Nuove povertà, più fragili le famiglie con minori. Ma c’è anche l’emarginazione digitale

«È il primo strumento di ricerca complesso e integrato che viene consegnato in epoca covid» afferma Luigi Sorzi, presidente di Fondazione Istituti Educativi di Bergamo, presentando il rapporto «Nuove forme di povertà e marginalità sociale in provincia di Bergamo» realizzato dal Dipartimento di Sociologia e Ricerca Sociale dell’Università degli Studi di Milano Bicocca in occasione del 50esimo anniversario di IPAB Istituti Educativi (divenuto FIEB dal 2003).
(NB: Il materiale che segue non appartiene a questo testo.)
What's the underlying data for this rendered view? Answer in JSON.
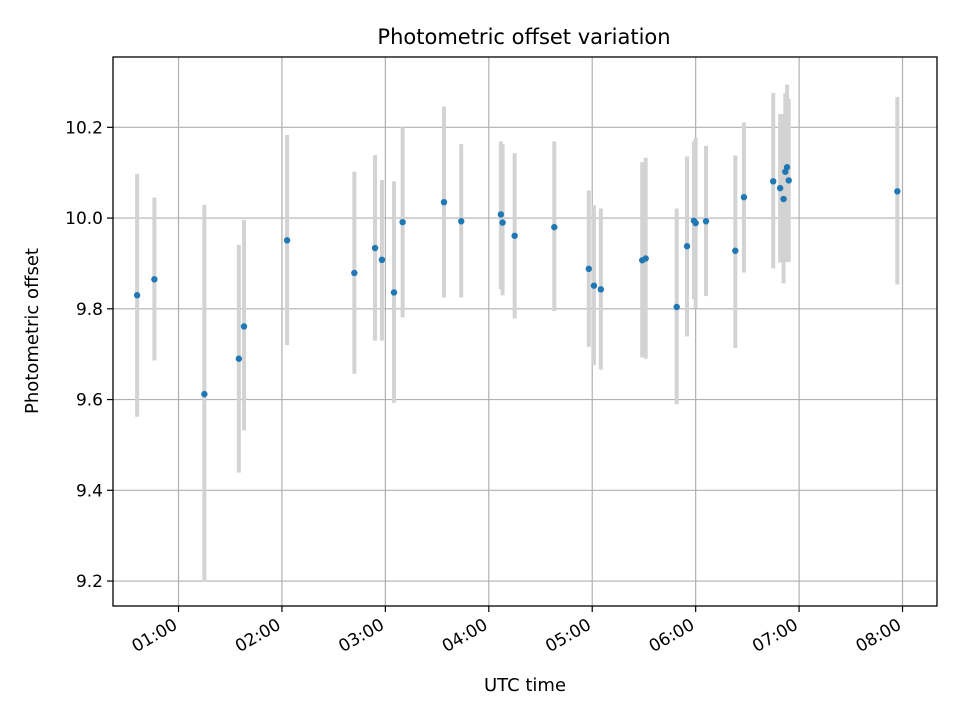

Un importante inquadramento, spiega il presidente di Fondazione Azzanelli Cedrelli Celati e per la Salute dei Fanciulli Dario Zoppetti, «dei fenomeni della povertà e della marginalità della società contemporanea che sollecitano riflessioni, valutazioni necessarie ed elementi per orientare i modi più efficaci e adeguati per i nostri interventi», ma soprattutto, precisa il presidente di FIEB Sorzi, questo sarà uno strumento di analisi che potrà «arrivare a dare delle risposte concrete ai bisogni reali della gente, da cui può partire un percorso di condivisione dei dati che coinvolga tutto il territorio, istituzioni locali, ambiti, welfare, terzo settore e il volontariato».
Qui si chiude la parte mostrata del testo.